In biology, surface distinctions among human beings barely count.
Regardless of skin color, we all share 99.9 percent of our genetic code with one another.
Biologically, race is an artifice, a distinction without a distinction.
Try telling that, however, to the Republican Party’s computers.
They have an amazing ability to identify surface distinctions.
Over the past decade, Texas saw its population jump by 4 million. Ninety-five percent of that growth was people of color, particularly Latinos.
Ah, but thanks to the latest in demographic identification technology, new congressional districts drawn up by the majority party don’t reflect that. Instead, they bolster gringo power. This includes two newborn white-majority congressional districts.
That’s why the Biden administration is suing. These gerrymandered districts will negate people’s political power based on an artifice.
“Decade after decade, courts have found that Texas has enacted redistricting plans that deliberately dilute the voting strength of Latino and Black voters,” said Associate U.S. Attorney General Vinita Gupta.
Following a practice that draws a direct line to Jim Crow, new maps pack Blacks and Latinos into contorted districts to preserve safe seats for Republicans. In some cases, Republican-drawn maps put candidates of color in the same district.
In this way, Republicans — because they can — remove people’s power to choose who will govern them and gives that choice to those who govern.
News flash: Racially discriminatory redistricting remains illegal, even though a right-tilting Supreme Court in 2013 gutted provisions of the Voting Rights Act that required Justice Department or court preapproval of such changes.
Let’s hope that the aggrieved get a fair trial. It’s more likely, however, that partisanship will prevail.
More importantly, let’s hope Congress passes the John Lewis Voting Rights Act, which would stop partisan gambits that undermine the power of the people. Even Sen. Joe “The Recalcitrant” Manchin supports ending gerrymandering.
In an off-year election, the party out of power in Washington typically makes gains. If the Republicans make gains that flip the U.S. House in 2022, that phenomenon will be a factor. A bigger one, however, will be Republican computers used to eviscerate the political power of minorities.
In several states, voters have put a stop to politically contrived districts. They have instituted bipartisan redistricting commissions. Colorado did, to the consternation of majority Dems who could have consigned minority Republicans to shacks in the wilderness. Fairness ruled instead.
Contrast this with red states in the South where the partisan dimension has only been ratcheted up since the Supreme Court brutalized the Voting Rights Act, and pumped up more after Trump's Big Lie bullying about the election he lost.
Whether the matter is redistricting or “ballot security” measures that the courts repeatedly have ruled to have marginalized people at the margins, these measures are hardly “race-blind,” as Republicans claim.
They are designed to benefit a largely homogenous, mostly white power center that is threatened by a world of difference.
In North Carolina, the new Republican plan eviscerates the district of former Congressional Black Caucus chairman Rep. Paul Butterfield, who has chosen retirement. Meanwhile The New York Times reports that the new districts threaten the re-elections of four state senators, five state representatives, and several county officials, all African-American.

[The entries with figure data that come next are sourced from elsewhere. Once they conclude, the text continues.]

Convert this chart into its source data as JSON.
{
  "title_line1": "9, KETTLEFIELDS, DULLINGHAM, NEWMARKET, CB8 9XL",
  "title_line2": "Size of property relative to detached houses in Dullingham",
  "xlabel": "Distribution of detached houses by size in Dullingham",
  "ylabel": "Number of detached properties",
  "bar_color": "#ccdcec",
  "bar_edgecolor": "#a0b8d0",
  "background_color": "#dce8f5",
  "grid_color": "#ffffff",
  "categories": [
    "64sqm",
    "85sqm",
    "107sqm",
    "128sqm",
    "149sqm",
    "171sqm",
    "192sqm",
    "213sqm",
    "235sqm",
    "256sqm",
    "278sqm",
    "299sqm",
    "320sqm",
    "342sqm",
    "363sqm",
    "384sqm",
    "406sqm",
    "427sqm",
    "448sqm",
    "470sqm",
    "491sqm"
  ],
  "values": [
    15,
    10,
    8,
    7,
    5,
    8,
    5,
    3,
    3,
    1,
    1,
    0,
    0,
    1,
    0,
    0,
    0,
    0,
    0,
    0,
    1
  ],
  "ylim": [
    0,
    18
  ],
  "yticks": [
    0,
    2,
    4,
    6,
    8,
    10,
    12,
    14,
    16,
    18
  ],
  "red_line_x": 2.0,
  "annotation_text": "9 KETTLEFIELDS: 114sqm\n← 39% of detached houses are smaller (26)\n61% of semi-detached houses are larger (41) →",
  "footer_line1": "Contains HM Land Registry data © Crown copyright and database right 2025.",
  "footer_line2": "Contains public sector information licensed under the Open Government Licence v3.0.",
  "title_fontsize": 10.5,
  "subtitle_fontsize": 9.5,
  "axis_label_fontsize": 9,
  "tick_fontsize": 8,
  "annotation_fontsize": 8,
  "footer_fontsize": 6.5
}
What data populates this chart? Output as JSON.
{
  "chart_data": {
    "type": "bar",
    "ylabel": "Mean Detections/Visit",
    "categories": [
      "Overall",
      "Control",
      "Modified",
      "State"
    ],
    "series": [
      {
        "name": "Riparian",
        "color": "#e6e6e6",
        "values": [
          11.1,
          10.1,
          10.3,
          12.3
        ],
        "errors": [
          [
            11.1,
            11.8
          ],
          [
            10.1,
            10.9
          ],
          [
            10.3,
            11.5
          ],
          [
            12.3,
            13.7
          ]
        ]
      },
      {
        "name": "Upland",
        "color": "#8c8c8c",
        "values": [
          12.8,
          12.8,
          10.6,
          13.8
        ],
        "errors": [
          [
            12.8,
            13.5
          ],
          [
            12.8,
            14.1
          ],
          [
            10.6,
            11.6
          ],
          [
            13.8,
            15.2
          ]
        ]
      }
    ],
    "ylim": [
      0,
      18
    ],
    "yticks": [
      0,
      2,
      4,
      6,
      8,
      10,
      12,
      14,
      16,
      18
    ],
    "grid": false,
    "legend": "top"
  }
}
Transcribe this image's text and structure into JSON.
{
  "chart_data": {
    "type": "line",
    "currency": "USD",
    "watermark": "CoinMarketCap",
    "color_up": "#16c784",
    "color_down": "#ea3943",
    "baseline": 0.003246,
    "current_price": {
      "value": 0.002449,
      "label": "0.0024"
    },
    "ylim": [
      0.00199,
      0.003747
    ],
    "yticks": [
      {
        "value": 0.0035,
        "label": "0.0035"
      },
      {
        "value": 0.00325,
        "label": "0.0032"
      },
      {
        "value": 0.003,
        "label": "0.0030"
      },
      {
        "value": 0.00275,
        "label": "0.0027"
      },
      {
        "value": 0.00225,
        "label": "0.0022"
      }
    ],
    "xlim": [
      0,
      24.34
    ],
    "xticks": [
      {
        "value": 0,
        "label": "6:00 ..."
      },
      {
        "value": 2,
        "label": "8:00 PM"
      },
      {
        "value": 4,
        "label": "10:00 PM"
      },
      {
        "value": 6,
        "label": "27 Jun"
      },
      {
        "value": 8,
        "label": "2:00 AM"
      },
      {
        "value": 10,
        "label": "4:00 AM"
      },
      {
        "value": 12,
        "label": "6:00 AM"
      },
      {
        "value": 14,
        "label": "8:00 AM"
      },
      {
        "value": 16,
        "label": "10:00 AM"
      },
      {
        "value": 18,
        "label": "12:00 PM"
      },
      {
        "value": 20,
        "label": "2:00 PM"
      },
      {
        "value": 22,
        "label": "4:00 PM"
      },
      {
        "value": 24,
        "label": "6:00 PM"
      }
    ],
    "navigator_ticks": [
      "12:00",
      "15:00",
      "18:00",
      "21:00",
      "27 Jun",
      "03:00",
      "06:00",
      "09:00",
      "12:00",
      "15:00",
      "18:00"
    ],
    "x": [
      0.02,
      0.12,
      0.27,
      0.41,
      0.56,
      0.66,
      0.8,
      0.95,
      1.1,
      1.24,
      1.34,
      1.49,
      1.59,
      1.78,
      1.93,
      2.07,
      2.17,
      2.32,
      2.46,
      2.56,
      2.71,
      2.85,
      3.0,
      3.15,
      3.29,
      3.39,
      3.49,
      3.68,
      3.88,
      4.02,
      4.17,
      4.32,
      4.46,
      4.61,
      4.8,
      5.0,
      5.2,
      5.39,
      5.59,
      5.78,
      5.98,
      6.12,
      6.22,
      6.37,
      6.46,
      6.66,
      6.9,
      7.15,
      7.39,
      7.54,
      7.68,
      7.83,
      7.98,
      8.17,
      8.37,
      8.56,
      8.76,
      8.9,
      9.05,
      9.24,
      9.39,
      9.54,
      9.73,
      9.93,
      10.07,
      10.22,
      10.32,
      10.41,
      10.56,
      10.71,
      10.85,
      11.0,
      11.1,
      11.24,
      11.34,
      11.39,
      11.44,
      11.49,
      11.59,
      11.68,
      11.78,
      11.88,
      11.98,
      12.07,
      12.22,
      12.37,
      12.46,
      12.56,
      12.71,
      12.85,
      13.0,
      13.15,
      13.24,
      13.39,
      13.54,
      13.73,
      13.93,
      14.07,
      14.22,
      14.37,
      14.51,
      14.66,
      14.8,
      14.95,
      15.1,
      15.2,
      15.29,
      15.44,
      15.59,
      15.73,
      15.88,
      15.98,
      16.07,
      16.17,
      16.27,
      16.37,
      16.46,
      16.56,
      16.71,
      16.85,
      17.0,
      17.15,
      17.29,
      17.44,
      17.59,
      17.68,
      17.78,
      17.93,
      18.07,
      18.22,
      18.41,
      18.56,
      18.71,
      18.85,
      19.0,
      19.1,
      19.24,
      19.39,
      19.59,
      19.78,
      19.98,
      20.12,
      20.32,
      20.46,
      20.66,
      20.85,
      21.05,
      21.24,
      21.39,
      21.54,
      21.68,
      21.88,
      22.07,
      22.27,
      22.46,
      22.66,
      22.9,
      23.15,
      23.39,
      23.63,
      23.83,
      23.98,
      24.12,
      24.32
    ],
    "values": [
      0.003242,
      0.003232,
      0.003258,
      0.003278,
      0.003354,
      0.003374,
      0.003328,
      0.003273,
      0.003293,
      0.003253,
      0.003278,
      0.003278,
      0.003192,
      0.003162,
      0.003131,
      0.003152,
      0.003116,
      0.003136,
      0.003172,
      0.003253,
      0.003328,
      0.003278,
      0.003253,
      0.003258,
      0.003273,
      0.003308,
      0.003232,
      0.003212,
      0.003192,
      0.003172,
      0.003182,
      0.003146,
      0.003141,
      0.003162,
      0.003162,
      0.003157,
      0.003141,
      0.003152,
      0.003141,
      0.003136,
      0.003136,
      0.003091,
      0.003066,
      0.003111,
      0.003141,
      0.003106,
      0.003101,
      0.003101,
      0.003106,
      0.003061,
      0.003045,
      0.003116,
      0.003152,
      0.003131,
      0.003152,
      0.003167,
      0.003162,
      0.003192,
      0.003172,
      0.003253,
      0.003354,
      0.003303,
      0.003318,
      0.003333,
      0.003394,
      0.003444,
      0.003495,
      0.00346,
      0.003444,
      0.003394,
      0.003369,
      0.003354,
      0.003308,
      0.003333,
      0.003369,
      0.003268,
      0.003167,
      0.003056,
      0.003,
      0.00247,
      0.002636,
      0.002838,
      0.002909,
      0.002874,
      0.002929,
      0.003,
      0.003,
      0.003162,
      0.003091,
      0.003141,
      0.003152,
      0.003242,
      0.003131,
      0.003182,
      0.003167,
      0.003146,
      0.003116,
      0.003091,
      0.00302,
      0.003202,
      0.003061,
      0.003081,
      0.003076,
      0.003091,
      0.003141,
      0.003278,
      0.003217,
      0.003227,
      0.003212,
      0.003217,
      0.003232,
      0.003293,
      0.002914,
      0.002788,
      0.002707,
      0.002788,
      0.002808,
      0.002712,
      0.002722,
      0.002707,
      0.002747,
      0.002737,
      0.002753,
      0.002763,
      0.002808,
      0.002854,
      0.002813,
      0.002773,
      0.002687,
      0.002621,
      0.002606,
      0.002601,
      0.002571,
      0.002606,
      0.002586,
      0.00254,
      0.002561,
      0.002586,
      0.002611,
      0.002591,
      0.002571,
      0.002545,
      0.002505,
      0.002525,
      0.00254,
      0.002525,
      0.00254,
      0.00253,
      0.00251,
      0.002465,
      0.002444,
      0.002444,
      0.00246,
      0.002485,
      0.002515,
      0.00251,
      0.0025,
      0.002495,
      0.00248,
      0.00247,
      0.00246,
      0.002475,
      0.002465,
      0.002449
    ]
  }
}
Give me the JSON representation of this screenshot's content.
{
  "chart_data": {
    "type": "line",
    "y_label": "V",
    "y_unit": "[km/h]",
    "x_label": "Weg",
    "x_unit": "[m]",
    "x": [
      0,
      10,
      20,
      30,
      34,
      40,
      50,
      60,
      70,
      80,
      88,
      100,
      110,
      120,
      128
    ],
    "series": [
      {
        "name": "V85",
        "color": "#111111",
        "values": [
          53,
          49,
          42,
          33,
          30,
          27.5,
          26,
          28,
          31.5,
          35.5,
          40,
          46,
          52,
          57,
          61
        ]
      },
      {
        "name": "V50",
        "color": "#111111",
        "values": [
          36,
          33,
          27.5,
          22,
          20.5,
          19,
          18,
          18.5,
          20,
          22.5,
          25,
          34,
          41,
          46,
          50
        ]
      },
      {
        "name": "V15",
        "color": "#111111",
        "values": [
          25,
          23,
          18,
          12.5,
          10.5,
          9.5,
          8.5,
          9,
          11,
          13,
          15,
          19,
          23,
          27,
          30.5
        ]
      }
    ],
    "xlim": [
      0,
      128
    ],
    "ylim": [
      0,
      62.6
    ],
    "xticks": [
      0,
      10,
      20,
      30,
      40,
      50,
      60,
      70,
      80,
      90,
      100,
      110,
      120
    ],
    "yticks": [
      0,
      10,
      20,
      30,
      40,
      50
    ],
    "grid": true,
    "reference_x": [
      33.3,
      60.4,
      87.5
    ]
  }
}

Civil rights groups are suing North Carolina. May the Constitution prevail – the one that provides for equal treatment under the law.
Factor all these things together, and Georgia gubernatorial candidate Stacy Abrams is right when she says, “What we are facing now is a very real and acute case of democratic subversion.”
Of course, the “we” in her statement isn’t inclusive of all, only those with a particular surface distinction.